GettyImages-774097401
Warren Moon during his tenure with the Kansas City Chiefs. Stephen Dunn/Getty Images

Hall of Fame quarterback Warren Moon is being sued for sexual harassment and battery by his former assistant at his sports marketing firm, according to reports.

Wendy Haskell filed a lawsuit Monday in Orange County, California, that claimed Moon required her to wear certain types of underwear and share a bed with him on business trips. The suit also says Moon grabbed her crotch in Seattle as well as pulling off her bathing suit after drugging her drink in a trip to Mexico in October.

Haskell, 32, joined Sports 1 Marketing as an executive assistant to Moon in July. Her job, which she claimed she was demoted from after complaining about Moon’s misconduct, required her to travel with Moon to events on a regular basis. It was during that alone time while traveling that Moon committed his worst offenses, according to Haskell. The lawsuit also said Moon claimed “his prior assistant accepted the same arrangement” and Haskell had to play along to keep her job.

Moon, 61, has been accused of sexual misconduct in the past. In 1995, he was sued by a Minnesota Vikings cheerleader for sexual harassment and in the same year, he was arrested for physically abusing his wife. The harassment lawsuit was settled out of court, and Moon was found not guilty of spousal abuse in 1996.

A native of Los Angeles, Moon played at the University of Washington and later went pro in 1978. He spent the first six years of his career in the Canadian Football League reportedly because of a league-wide bias against black quarterbacks in the NFL.

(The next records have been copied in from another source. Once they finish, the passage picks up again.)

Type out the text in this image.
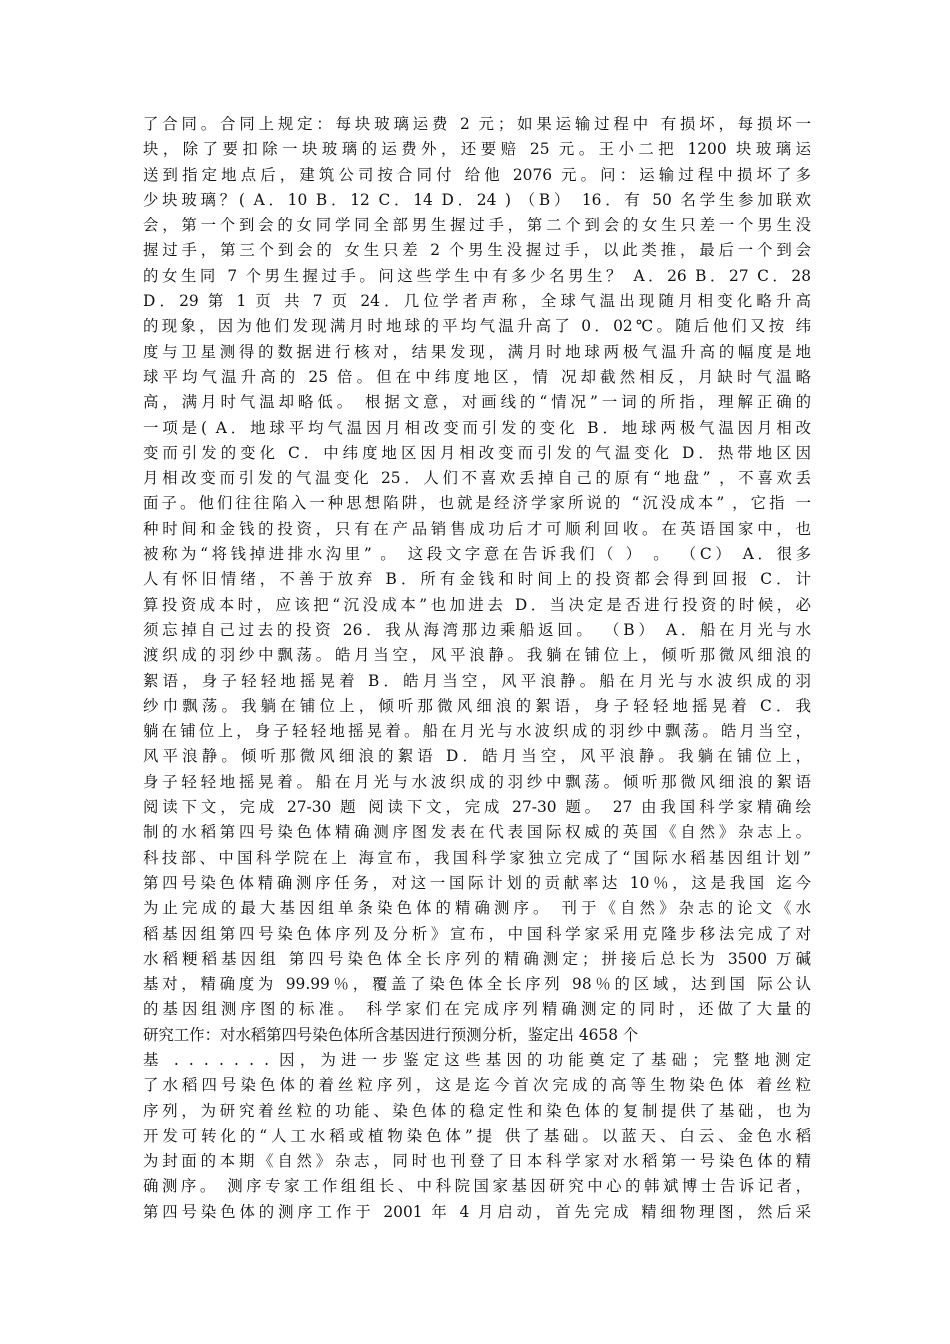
了合同。合同上规定：每块玻璃运费 2 元；如果运输过程中 有损坏，每损坏一
块，除了要扣除一块玻璃的运费外，还要赔 25 元。王小二把 1200 块玻璃运
送到指定地点后，建筑公司按合同付 给他 2076 元。问：运输过程中损坏了多
少块玻璃？( A．10 B．12 C．14 D．24 ) （B） 16．有 50 名学生参加联欢
会，第一个到会的女同学同全部男生握过手，第二个到会的女生只差一个男生没
握过手，第三个到会的 女生只差 2 个男生没握过手，以此类推，最后一个到会
的女生同 7 个男生握过手。问这些学生中有多少名男生？ A．26 B．27 C．28
D．29 第 1 页 共 7 页 24．几位学者声称，全球气温出现随月相变化略升高
的现象，因为他们发现满月时地球的平均气温升高了 0．02℃。随后他们又按 纬
度与卫星测得的数据进行核对，结果发现，满月时地球两极气温升高的幅度是地
球平均气温升高的 25 倍。但在中纬度地区，情 况却截然相反，月缺时气温略
高，满月时气温却略低。 根据文意，对画线的“情况”一词的所指，理解正确的
一项是( A．地球平均气温因月相改变而引发的变化 B．地球两极气温因月相改
变而引发的变化 C．中纬度地区因月相改变而引发的气温变化 D．热带地区因
月相改变而引发的气温变化 25．人们不喜欢丢掉自己的原有“地盘” ，不喜欢丢
面子。他们往往陷入一种思想陷阱，也就是经济学家所说的 “沉没成本” ，它指 一
种时间和金钱的投资，只有在产品销售成功后才可顺利回收。在英语国家中，也
被称为“将钱掉进排水沟里” 。 这段文字意在告诉我们（ ） 。 （C） A．很多
人有怀旧情绪，不善于放弃 B．所有金钱和时间上的投资都会得到回报 C．计
算投资成本时，应该把“沉没成本”也加进去 D．当决定是否进行投资的时候，必
须忘掉自己过去的投资 26．我从海湾那边乘船返回。 （B） A．船在月光与水
渡织成的羽纱中飘荡。皓月当空，风平浪静。我躺在铺位上，倾听那微风细浪的
絮语，身子轻轻地摇晃着 B．皓月当空，风平浪静。船在月光与水波织成的羽
纱巾飘荡。我躺在铺位上，倾听那微风细浪的絮语，身子轻轻地摇晃着 C．我
躺在铺位上，身子轻轻地摇晃着。船在月光与水波织成的羽纱中飘荡。皓月当空，
风平浪静。倾听那微风细浪的絮语 D．皓月当空，风平浪静。我躺在铺位上，
身子轻轻地摇晃着。船在月光与水波织成的羽纱中飘荡。倾听那微风细浪的絮语
阅读下文，完成 27-30 题 阅读下文，完成 27-30 题。 27 由我国科学家精确绘
制的水稻第四号染色体精确测序图发表在代表国际权威的英国《自然》杂志上。
科技部、中国科学院在上 海宣布，我国科学家独立完成了“国际水稻基因组计划”
第四号染色体精确测序任务，对这一国际计划的贡献率达 10％，这是我国 迄今
为止完成的最大基因组单条染色体的精确测序。 刊于《自然》杂志的论文《水
稻基因组第四号染色体序列及分析》宣布，中国科学家采用克隆步移法完成了对
水稻粳稻基因组 第四号染色体全长序列的精确测定；拼接后总长为 3500 万碱
基对，精确度为 99.99％，覆盖了染色体全长序列 98％的区域，达到国 际公认
的基因组测序图的标准。 科学家们在完成序列精确测定的同时，还做了大量的
研究工作：对水稻第四号染色体所含基因进行预测分析，鉴定出 4658 个
基 . . . . . . . 因，为进一步鉴定这些基因的功能奠定了基础；完整地测定
了水稻四号染色体的着丝粒序列，这是迄今首次完成的高等生物染色体 着丝粒
序列，为研究着丝粒的功能、染色体的稳定性和染色体的复制提供了基础，也为
开发可转化的“人工水稻或植物染色体”提 供了基础。以蓝天、白云、金色水稻
为封面的本期《自然》杂志，同时也刊登了日本科学家对水稻第一号染色体的精
确测序。 测序专家工作组组长、中科院国家基因研究中心的韩斌博士告诉记者，
第四号染色体的测序工作于 2001 年 4 月启动，首先完成 精细物理图，然后采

Moon eventually got a chance to play for the Houston Oilers in 1984 and would put up huge passing numbers in the “run and shoot” offense. He anchored the last consistent run of success for the Oilers before they moved to Tennessee and became the Titans. Moon then had some success with the Minnesota Vikings and Seattle Seahawks before retiring as a backup for the Kansas City Chiefs in 2000 at the age of 44.

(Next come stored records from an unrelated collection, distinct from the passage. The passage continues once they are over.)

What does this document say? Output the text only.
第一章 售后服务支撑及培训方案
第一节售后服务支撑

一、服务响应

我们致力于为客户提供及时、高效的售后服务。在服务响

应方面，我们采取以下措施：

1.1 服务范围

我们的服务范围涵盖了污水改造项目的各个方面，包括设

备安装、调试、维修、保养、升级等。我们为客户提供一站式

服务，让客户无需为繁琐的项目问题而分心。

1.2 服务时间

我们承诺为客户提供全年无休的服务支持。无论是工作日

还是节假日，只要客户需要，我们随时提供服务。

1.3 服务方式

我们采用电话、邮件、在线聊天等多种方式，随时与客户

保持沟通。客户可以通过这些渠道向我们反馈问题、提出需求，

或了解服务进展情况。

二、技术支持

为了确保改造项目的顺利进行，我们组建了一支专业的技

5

Though Moon has been accused of sexual misconduct and domestic abuse in the past, he is among the first current or former athletes to be in the spotlight for alleged sexual misconduct since a wave of accusations began surfacing in October, when over 50 women made sexual harassment, sexual assault and rape allegations against film producer Harvey Weinstein.

Victims coming forward and breaking their silence was recognized Wednesday by TIME’s Person of the Year award, but until now had largely eluded the world of sports.